As informações são de Flávio Rocha, doutor em ciência política pela USP (Universidade de São Paulo) e professor do curso de relações internacionais da Faculdade Santa Marcelina.
Flavio Rocha fala sobre os desafios de Obama
Segundo o cientista político, o democrata terá dois grandes problemas iniciais para enfrentar na sua gestão, que irão gerar um forte impacto na política doméstica norte-americana. O primeiro, é o problema iraquiano.
"Durante a eleição, o presidente Obama havia se comprometido a retirar todas as tropas americanas até 2010. Só que no processo final da eleição, o governo de Bush chegou a um acordo com o governo do Iraque, segundo o qual as forças americanas só sairiam em 2011", relata.
O professor diz que com isso, Obama terá o desafio de manter presença --ainda que "mínima"--no Iraque, ao mesmo tempo em que tenta estabelecer negociações com o Irã, a potência dominante no golfo Pérsico.
"Em meio a isso, ele também deverá sinalizar para seus dois maiores aliados na região, a Arábia Saudita e Israel, que eles, os EUA, não vão deixar esses aliados vulneráveis frente a pressão constante que o Irã está construindo na região", acrescenta.
O segundo fator que Barack Obama terá que lidar é em relação ao Afeganistão, comenta o professor. Durante a campanha eleitoral, Obama tinha declarado que o foco da guerra tinha que se transferir do Iraque para o Afeganistão, devido às presenças do Talebã e da Al Qaeda.
"Essa situação só fez ficar agravada no último mês por conta dos ataques terroristas em Mumbai, na Índia.

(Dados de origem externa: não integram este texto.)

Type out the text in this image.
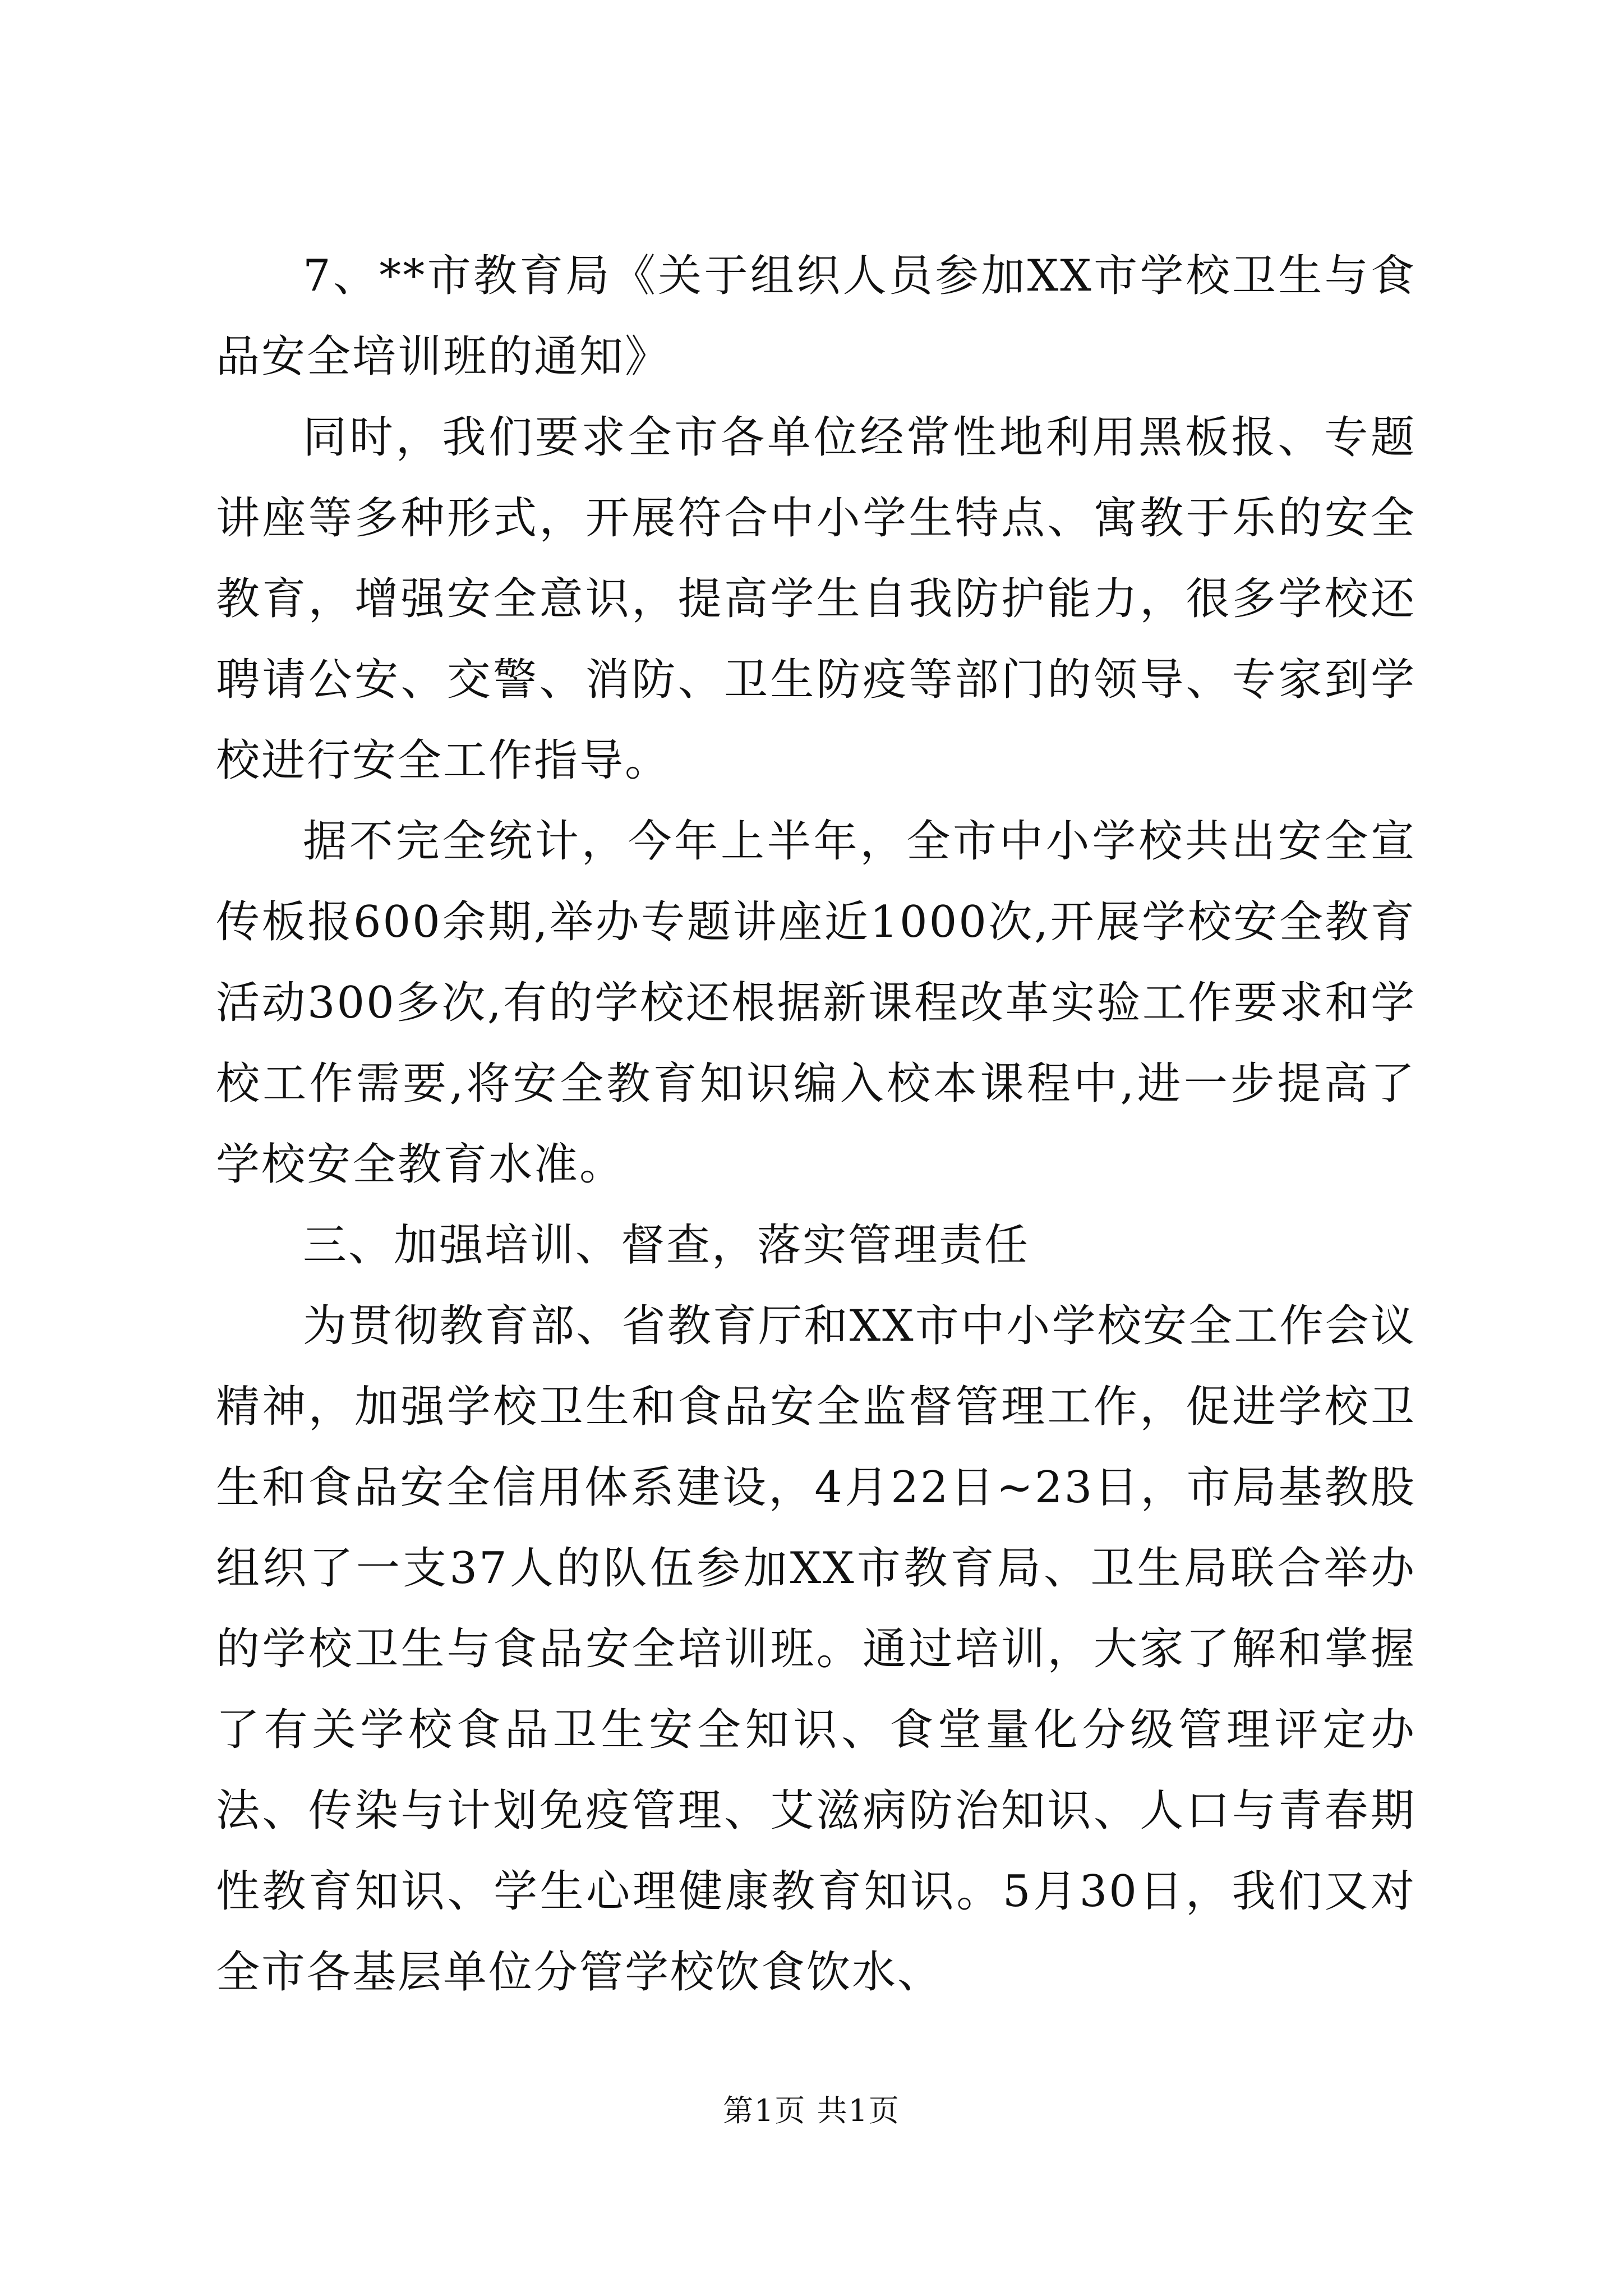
7、**市教育局《关于组织人员参加XX市学校卫生与食品安全培训班的通知》

同时，我们要求全市各单位经常性地利用黑板报、专题讲座等多种形式，开展符合中小学生特点、寓教于乐的安全教育，增强安全意识，提高学生自我防护能力，很多学校还聘请公安、交警、消防、卫生防疫等部门的领导、专家到学校进行安全工作指导。

据不完全统计，今年上半年，全市中小学校共出安全宣传板报600余期,举办专题讲座近1000次,开展学校安全教育活动300多次,有的学校还根据新课程改革实验工作要求和学校工作需要,将安全教育知识编入校本课程中,进一步提高了学校安全教育水准。

三、加强培训、督查，落实管理责任

为贯彻教育部、省教育厅和XX市中小学校安全工作会议精神，加强学校卫生和食品安全监督管理工作，促进学校卫生和食品安全信用体系建设，4月22日~23日，市局基教股组织了一支37人的队伍参加XX市教育局、卫生局联合举办的学校卫生与食品安全培训班。通过培训，大家了解和掌握了有关学校食品卫生安全知识、食堂量化分级管理评定办法、传染与计划免疫管理、艾滋病防治知识、人口与青春期性教育知识、学生心理健康教育知识。5月30日，我们又对全市各基层单位分管学校饮食饮水、

第1页 共1页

Então, a Índia vê, com certa razão, a presença de membros da Inteligência paquistanesa na instrumentalização desses ataques", explica.
Segundo Rocha, a situação no Paquistão ficou ainda mais delicada, pois rotas paquistanesas são usadas para passar todo o apoio logístico que os EUA e a Otan (Organização do Tratado Atlântico Norte) usam para suas operações no Afeganistão.
"Se o Paquistão se tornar um país cada vez mais instável, toda a estratégia americana voltada para o Afeganistão fica em perigo. Ou seja, o custo político para operar dentro de território afegão sobe enormemente. O que pode lançar o governo Obama em uma situação similar a do governo Bush.
O professor afirma que o Iraque foi o momento negativo que marcou toda a gestão de George W. Bush, e o Paquistão pode se tornar a fase negativa do governo Obama.